タテ糸をつなぐ「撚り付け」も、自分たちで行っています。外注するよりも自分で繋げたほうが速いしね。でも、撚り房は外注ですね。

—撚り房ってどんなお仕事ですか…?
滝口さん:え?知らない?じゃ近いから撚り房屋さんに行ってみよっか。

房の先まで手を抜かない

— こんにちは!突然すみません。撚り房ってどんな作業なのか教えていただけますか?
前田さん:マフラーとかストールの端に付いているフサフサ見たことあるでしょ?あれが撚り房だよ。織り上がった生地って、生地と生地の間に、織っていないタテ糸だけのところがあるんだよ。そのタテ糸を機械にかけてから2本に分けて、S撚りとZ撚りを重ねて、整理加工をすると形が定着されるんだ。撚り房はあるとないとじゃ違うでしょ。

昭和50年代には年間100〜200万枚のストールが作られていたからね。整理加工工場で、自分の織物を探すのも一苦労だったよ。昔はうちでも織物を織っていたんだ。これなんかは濡れ巻きだね。

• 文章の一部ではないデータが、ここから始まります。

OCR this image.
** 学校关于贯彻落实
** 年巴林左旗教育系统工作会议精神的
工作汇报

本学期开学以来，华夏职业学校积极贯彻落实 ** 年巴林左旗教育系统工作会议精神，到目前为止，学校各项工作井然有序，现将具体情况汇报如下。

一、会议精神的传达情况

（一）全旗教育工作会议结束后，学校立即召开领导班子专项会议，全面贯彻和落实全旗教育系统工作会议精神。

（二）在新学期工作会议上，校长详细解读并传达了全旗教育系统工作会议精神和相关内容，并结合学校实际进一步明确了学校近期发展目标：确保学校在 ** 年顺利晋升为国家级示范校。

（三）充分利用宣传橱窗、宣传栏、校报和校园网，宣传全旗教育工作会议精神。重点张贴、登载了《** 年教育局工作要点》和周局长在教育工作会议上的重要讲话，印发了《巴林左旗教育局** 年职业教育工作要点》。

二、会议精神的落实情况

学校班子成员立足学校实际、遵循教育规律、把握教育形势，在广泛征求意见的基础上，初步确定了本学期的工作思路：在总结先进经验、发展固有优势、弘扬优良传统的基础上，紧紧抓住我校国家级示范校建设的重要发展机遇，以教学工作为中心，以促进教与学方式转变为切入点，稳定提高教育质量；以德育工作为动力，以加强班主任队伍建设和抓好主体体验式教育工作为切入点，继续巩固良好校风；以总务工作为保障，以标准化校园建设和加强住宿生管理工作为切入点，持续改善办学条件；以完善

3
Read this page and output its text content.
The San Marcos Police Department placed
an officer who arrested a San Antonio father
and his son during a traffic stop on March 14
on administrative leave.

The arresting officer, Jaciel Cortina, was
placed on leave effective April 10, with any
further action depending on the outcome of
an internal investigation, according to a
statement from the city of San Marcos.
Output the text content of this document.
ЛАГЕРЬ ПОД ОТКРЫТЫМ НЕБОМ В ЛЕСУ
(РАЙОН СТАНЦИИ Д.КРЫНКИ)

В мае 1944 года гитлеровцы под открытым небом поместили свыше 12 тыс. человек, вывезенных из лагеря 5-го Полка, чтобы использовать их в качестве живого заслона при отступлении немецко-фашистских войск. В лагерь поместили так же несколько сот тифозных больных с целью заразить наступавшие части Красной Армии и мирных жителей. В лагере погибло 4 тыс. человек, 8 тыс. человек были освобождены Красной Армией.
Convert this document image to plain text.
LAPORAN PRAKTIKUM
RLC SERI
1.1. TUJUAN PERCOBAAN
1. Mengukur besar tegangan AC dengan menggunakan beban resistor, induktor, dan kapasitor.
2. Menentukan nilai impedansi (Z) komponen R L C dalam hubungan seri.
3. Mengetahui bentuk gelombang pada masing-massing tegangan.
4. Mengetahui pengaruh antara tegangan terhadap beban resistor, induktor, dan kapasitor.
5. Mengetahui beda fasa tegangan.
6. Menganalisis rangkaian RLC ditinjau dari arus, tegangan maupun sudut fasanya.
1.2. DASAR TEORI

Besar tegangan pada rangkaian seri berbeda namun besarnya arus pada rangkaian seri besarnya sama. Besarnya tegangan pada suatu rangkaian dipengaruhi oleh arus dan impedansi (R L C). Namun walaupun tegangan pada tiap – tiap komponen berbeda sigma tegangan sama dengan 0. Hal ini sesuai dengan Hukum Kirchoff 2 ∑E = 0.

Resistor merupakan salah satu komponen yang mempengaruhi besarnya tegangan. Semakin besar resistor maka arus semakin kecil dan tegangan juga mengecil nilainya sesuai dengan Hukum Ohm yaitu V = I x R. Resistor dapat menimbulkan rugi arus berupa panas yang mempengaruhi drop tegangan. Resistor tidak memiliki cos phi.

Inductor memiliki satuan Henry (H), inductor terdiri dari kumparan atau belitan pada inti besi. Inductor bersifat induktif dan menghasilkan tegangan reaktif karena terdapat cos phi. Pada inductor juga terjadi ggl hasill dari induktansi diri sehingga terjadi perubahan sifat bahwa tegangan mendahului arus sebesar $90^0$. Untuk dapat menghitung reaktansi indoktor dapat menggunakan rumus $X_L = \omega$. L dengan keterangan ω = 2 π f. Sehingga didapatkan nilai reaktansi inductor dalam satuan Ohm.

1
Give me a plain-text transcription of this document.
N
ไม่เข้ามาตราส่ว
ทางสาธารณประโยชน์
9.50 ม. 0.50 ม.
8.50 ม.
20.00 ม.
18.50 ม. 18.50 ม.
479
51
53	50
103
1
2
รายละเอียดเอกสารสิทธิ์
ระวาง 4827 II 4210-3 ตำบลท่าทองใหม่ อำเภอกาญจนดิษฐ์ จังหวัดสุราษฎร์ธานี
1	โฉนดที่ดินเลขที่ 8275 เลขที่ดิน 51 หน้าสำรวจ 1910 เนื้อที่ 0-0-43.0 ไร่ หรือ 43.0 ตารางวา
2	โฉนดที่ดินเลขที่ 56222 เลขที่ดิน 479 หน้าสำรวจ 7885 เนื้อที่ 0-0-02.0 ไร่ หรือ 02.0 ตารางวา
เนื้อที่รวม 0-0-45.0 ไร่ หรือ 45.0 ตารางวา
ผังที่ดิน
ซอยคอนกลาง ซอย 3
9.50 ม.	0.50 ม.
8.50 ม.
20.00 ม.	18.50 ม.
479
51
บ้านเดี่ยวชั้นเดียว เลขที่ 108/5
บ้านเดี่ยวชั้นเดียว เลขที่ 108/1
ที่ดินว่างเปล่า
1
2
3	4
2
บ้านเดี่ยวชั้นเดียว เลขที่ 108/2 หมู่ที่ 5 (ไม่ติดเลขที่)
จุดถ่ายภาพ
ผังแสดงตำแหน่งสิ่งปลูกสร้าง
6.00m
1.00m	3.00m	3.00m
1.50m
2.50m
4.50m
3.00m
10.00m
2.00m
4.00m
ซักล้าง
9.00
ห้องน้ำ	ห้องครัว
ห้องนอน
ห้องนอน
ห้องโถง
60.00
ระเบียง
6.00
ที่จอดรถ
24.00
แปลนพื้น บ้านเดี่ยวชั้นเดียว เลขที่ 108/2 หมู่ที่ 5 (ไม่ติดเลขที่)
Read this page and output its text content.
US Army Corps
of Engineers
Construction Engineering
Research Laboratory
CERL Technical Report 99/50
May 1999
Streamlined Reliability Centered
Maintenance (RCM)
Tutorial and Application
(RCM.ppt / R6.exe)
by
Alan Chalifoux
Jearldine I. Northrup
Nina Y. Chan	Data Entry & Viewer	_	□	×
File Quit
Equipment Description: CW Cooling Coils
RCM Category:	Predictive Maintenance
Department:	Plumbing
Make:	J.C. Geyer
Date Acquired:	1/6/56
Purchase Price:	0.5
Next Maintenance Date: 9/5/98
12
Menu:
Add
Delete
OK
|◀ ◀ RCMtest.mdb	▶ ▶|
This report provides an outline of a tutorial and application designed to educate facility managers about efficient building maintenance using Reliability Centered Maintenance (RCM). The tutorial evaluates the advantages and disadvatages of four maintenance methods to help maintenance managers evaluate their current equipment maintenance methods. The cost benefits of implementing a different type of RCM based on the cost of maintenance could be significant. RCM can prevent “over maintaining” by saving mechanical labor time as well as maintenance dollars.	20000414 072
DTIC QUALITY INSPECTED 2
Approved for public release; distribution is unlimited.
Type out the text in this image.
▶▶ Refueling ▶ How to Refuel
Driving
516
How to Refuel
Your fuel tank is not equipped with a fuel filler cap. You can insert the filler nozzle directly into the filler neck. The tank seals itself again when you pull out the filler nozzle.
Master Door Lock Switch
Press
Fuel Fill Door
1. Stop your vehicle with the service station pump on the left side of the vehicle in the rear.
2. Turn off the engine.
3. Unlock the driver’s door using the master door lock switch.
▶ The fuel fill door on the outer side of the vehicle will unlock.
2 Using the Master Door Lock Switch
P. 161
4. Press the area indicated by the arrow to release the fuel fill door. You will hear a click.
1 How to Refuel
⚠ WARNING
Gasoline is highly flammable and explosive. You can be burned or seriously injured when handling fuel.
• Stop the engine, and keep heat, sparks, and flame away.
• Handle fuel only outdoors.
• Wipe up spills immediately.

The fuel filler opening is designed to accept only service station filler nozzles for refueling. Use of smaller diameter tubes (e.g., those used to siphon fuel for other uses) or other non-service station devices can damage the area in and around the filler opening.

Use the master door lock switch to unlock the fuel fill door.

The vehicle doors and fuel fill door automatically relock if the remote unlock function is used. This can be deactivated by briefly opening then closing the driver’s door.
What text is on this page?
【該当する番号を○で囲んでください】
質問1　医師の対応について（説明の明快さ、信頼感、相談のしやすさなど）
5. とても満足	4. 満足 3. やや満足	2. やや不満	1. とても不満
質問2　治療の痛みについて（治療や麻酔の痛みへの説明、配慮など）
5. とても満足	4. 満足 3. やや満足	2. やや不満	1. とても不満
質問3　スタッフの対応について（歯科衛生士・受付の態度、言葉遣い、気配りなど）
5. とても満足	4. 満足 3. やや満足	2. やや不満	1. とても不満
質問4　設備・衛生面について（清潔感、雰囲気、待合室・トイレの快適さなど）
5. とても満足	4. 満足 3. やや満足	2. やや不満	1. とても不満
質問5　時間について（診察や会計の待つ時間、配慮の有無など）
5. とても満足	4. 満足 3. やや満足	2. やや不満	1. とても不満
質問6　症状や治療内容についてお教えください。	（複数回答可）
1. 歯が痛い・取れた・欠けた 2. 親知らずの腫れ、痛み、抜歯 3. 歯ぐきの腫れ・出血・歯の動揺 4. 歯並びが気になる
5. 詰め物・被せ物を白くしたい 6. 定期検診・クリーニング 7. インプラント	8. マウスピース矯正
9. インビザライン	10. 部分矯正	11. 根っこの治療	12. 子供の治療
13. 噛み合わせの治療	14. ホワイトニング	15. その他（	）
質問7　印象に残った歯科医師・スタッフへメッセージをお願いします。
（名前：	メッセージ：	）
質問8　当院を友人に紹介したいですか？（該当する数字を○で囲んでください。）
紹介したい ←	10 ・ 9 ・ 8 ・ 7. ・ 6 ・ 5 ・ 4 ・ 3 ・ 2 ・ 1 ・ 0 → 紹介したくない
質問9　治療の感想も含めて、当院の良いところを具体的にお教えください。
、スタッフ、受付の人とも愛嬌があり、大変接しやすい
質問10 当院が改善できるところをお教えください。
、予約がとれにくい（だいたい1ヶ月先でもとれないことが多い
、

— 濡れ巻き整経ですか!?幻の織物じゃないですか!!
前田さん:そうか。昔はここいらじゃこういう織物を織って、傘にしたりしたもんだよ。

濡れ巻き整経とは、山梨県だけに伝わる幻の整経技術です。整経とは、タテ糸の必要な本数・長さ・張力などをそろえる作業のことをいいますが、濡れ巻き整経とは濡れたままの極細のシルクを全て職人さんの手作業で引き揃えていきます。ことで独特の光沢感が生まれ「鏡の様なサテン」と愛されてきました。そんなお宝に出会えるのも、産地ならでは!もっと詳しく知りたい方は、シケンジョテキでご覧ください。

「変なものを作りたい」から、未来が生まれる

— 滝口さんが好きなものづくりってなんですか?
滝口さん:やっぱり、「どう作ればいいかわからないようなもの」のほうが面白いですね。普通のことをしていたら、普通なものしかできないけど、パリコレに出展するブランドさんとかは凄いイメージの画像を持ってくるんですよ。その表情を、どうしたら作れるかなって考えるのがすごく楽しいから、難しい相談や前例のない依頼ほど面白いなぁって感じますね。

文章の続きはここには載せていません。